Os cânceres neuroendócrinos de pequenas células podem se desenvolver em órgãos como pulmão, próstata e ovário. Esses tumores de crescimento rápido tendem a se espalhar rapidamente e permanecem entre os tipos de câncer mais desafiadores de tratar com sucesso.

Uma característica fundamental desses cânceres é a perda do gene RB. Normalmente, o gene RB ajuda a controlar o crescimento celular. Quando este gene está ausente, as células cancerígenas se multiplicam rapidamente e se tornam resistentes a muitas terapias direcionadas.

Um estudo recente, publicado na revista Proceedings of the National Academy of Sciences, sugere que a perda do gene RB também cria uma vulnerabilidade inesperada que os pesquisadores acreditam poder se tornar um alvo poderoso para tratamentos futuros.

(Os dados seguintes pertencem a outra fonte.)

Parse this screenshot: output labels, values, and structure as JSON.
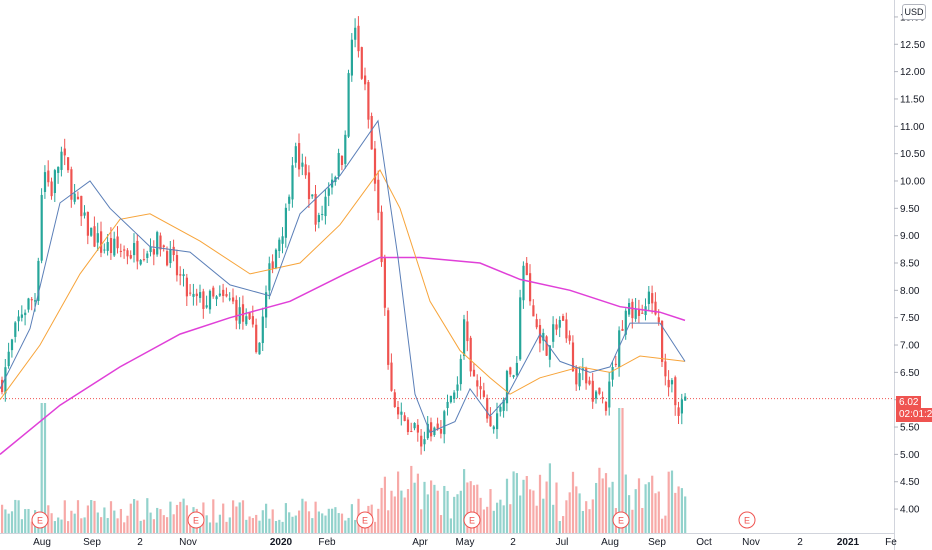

Uma Dependência Oculta em Cânceres Mortais

A equipe da UCLA descobriu que células cancerígenas sem o gene RB se tornam altamente dependentes de uma proteína chamada E2F3 para sua sobrevivência. Em experimentos laboratoriais, bloquear a E2F3 impediu o crescimento tumoral por meio de um processo conhecido como "letalidade sintética".

Em termos simples, as células cancerígenas podem sobreviver sem o RB, mas não conseguem sobreviver quando tanto o RB quanto o E2F3 estão ausentes. A remoção da E2F3, juntamente com o RB, expõe uma fraqueza crítica que os pesquisadores acreditam poder ser explorada com terapias futuras.

“Descobrir uma vulnerabilidade como essa abre a porta para pensar em estratégias de tratamento inteiramente novas”, afirmou o Dr. Owen N. Witte, coautor do estudo e membro do UCLA Health Jonsson Comprehensive Cancer Center.

Modelos Melhorados para Estudar Câncer de Pequenas Células

O progresso no combate a cânceres neuroendócrinos de pequenas células, especialmente aqueles que se desenvolvem na próstata, foi prejudicado pela falta de modelos laboratoriais realistas. Para superar esse desafio, os pesquisadores da UCLA engenheiraram células normais da próstata humana com cinco alterações genéticas que causam câncer, incluindo a perda do RB e do TP53.

Essas células foram cultivadas em organoides e depois usadas para produzir tumores em camundongos, criando modelos que se assemelham de perto ao câncer de próstata de pequenas células em humanos. O estudo revelou quase 1.400 genes essenciais para a sobrevivência das células cancerígenas, destacando a forte dependência das E2F3.

Além disso, os pesquisadores observaram que a inibição de uma via metabólica relacionada à produção de blocos de construção do DNA, ao bloquear uma enzima chamada DHODH, reduziu os níveis de E2F3 e desacelerou o crescimento tumoral. Essa descoberta é promissora, pois os inibidores de DHODH, como leflunomida e teriflunomida, já são aprovados pelo FDA para tratar doenças autoimunes. O reaproveitamento de medicamentos existentes pode acelerar o desenvolvimento de novas terapias para pacientes com esses cânceres.